Title: Dietary supplementation with non-prey food enhances fitness of a predatory arthropod

item SCHMIDT, JASON - University Of Kentucky
item PETERSON, JULIE - University Of Minnesota
item Lundgren, Jonathan
item Harwood, James

Submitted to: Entomologia Experimentalis et Applicata
Publication Type: Peer Reviewed Journal
Publication Acceptance Date: 9/16/2013
Publication Date: 12/1/2013
Citation: Schmidt, J., Peterson, J., Lundgren, J.G., Harwood, J.F. 2013. Dietary supplementation with non-prey food enhances fitness of a predatory arthropod. Entomologia Experimentalis et Applicata. 149:282-291.

Interpretive Summary: Most people regard spiders as strict predators, but this oversight ignores the importance of alternative foods like pollen and nectar in spider health and reproduction. Here, we examined how adding pollen to prey-based diets (springtails) affected various aspects of moneypenny spider (Mermessus fradeorum; Linyphiidae) performance. Although pollen had lower nutrient content than prey (less protein [N]), adding pollen to the springtail diet increased survival, nutrient reserves, and offspring production in spiders relative to a springtail-only diet. Thus, non-prey foods can be an important dietary component of predator’s diets, which influences when and where spiders will be found in cropland and how well they will control agricultural pests.
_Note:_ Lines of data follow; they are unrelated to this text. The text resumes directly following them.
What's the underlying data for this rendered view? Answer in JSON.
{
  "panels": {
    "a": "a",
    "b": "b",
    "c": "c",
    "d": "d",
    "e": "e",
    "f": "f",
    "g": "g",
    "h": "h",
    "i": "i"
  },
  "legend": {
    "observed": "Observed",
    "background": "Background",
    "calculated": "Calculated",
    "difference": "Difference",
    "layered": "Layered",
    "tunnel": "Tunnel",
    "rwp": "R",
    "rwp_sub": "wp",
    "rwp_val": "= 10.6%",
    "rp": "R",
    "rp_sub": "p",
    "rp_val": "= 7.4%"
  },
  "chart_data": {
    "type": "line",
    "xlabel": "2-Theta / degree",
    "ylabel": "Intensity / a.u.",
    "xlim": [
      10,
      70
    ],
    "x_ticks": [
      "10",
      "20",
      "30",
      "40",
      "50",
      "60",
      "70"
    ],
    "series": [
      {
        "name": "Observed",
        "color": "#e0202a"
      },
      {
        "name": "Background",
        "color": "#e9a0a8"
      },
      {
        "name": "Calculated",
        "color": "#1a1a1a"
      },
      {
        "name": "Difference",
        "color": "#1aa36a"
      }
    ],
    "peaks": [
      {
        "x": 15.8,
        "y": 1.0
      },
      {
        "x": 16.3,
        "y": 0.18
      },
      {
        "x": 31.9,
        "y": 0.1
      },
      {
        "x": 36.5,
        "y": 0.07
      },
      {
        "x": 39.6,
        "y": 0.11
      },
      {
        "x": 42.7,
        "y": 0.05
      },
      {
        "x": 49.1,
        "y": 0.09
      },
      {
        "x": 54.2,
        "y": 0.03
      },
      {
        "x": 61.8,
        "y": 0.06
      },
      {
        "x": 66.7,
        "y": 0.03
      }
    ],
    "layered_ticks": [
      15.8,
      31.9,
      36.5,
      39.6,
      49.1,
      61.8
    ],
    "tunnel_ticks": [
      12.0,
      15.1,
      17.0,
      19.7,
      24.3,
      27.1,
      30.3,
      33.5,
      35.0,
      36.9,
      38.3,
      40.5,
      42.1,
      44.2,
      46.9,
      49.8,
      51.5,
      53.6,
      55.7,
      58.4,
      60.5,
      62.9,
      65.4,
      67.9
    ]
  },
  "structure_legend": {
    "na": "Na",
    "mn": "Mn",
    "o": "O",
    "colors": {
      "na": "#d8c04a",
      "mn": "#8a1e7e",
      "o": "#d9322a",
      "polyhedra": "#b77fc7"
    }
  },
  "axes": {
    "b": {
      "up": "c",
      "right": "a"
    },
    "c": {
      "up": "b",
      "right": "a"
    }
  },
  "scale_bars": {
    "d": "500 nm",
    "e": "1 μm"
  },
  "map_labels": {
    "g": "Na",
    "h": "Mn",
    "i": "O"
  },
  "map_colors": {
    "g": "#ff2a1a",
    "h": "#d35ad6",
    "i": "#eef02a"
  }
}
Technical Abstract: Uncertainties exist about the value of non-prey food for natural enemies that are commonly food limited, and the dietary conditions where non-prey foods are beneficial for carnivorous species. We examined the nutritional role of a non-prey food using a ground dwelling, tangle web-building spider that intercepts large quantities of pollen in their webs. These predators were provided diets of prey or no prey in the presence and absence of pollen. Treatment effects were quantified by measuring changes in predator body nutrient composition, survival, body size, and offspring production. Per dry weight, pollen had less nitrogen and lipids than prey, although relative quantities of these nutrients per meal were not measured. Dietary treatments altered the body tissue composition of the spiders, leading to the highest N content and lipid reserves in spiders provided with Collembola. Supplementing diets with pollen increased both juvenile and adult survival, and the greatest survivorship and offspring production was observed when spiders were provided diets of Collembola supplemented with pollen. Our results show that plant material such as pollen has positive effects on nutritional status and survival of a carnivorous species, and suggests that foraging on plant material promotes population growth at early and late developmental stages by supplementing diets of poor quality prey, and preventing starvation when prey are scarce.